The Amazon rain forest, popularly known as the lungs of the planet, inhales carbon dioxide as it exudes oxygen. Plants use carbon dioxide from the air to grow parts that eventually fall to the ground to decompose or get washed away by the region’s plentiful rainfall.
Until recently people believed much of the rain forest’s carbon floated down the Amazon River and ended up deep in the ocean.
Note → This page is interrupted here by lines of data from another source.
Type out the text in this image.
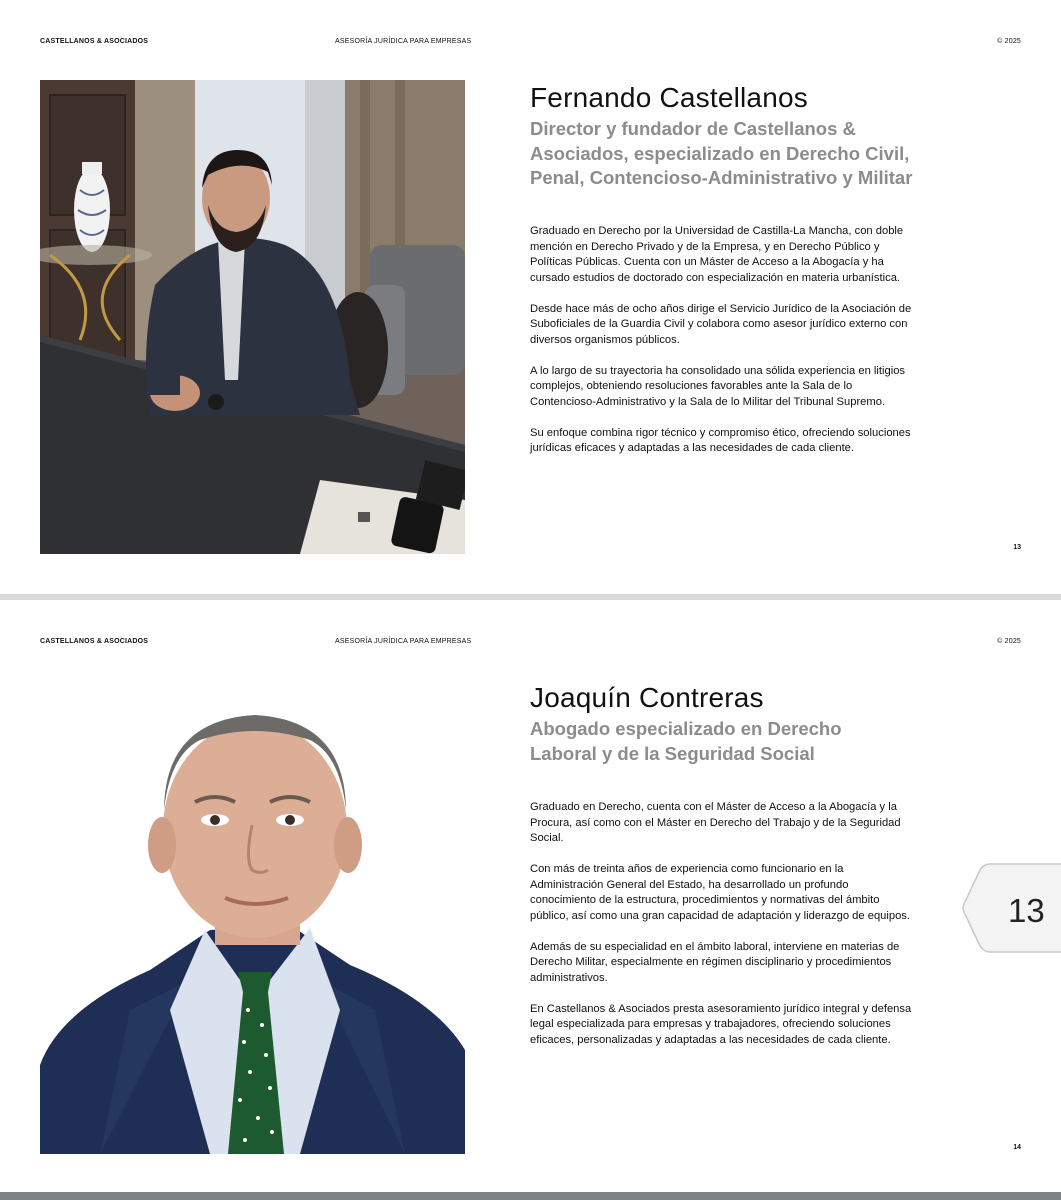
CASTELLANOS & ASOCIADOS	ASESORÍA JURÍDICA PARA EMPRESAS	© 2025
Fernando Castellanos
Director y fundador de Castellanos & Asociados, especializado en Derecho Civil, Penal, Contencioso-Administrativo y Militar

Graduado en Derecho por la Universidad de Castilla-La Mancha, con doble mención en Derecho Privado y de la Empresa, y en Derecho Público y Políticas Públicas. Cuenta con un Máster de Acceso a la Abogacía y ha cursado estudios de doctorado con especialización en materia urbanística.

Desde hace más de ocho años dirige el Servicio Jurídico de la Asociación de Suboficiales de la Guardia Civil y colabora como asesor jurídico externo con diversos organismos públicos.

A lo largo de su trayectoria ha consolidado una sólida experiencia en litigios complejos, obteniendo resoluciones favorables ante la Sala de lo Contencioso-Administrativo y la Sala de lo Militar del Tribunal Supremo.

Su enfoque combina rigor técnico y compromiso ético, ofreciendo soluciones jurídicas eficaces y adaptadas a las necesidades de cada cliente.

13
CASTELLANOS & ASOCIADOS	ASESORÍA JURÍDICA PARA EMPRESAS	© 2025
Joaquín Contreras
Abogado especializado en Derecho Laboral y de la Seguridad Social

Graduado en Derecho, cuenta con el Máster de Acceso a la Abogacía y la Procura, así como con el Máster en Derecho del Trabajo y de la Seguridad Social.

Con más de treinta años de experiencia como funcionario en la Administración General del Estado, ha desarrollado un profundo conocimiento de la estructura, procedimientos y normativas del ámbito público, así como una gran capacidad de adaptación y liderazgo de equipos.

Además de su especialidad en el ámbito laboral, interviene en materias de Derecho Militar, especialmente en régimen disciplinario y procedimientos administrativos.

En Castellanos & Asociados presta asesoramiento jurídico integral y defensa legal especializada para empresas y trabajadores, ofreciendo soluciones eficaces, personalizadas y adaptadas a las necesidades de cada cliente.

14
13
University of Washington research showed a decade ago that rivers exhale huge amounts of carbon dioxide – though left open the question of how that was possible, since bark and stems were thought to be too tough for river bacteria to digest.
A study published this week in Nature Geoscience resolves the conundrum, proving that woody plant matter is almost completely digested by bacteria living in the Amazon River, and that this tough stuff plays a major part in fueling the river’s breath.
The finding has implications for global carbon models, and for the ecology of the Amazon and the world’s other rivers.
“People thought this was one of the components that just got dumped into the ocean,” said first author Nick Ward, a UW doctoral student in oceanography. “We’ve found that terrestrial carbon is respired and basically turned into carbon dioxide as it travels down the river.”
Tough lignin, which helps form the main part of woody tissue, is the second most common component of terrestrial plants. Scientists believed that much of it got buried on the seafloor to stay there for centuries or millennia. The new paper shows river bacteria break it down within two weeks, and that just 5 percent of the Amazon rainforest’s carbon ever reaches the ocean.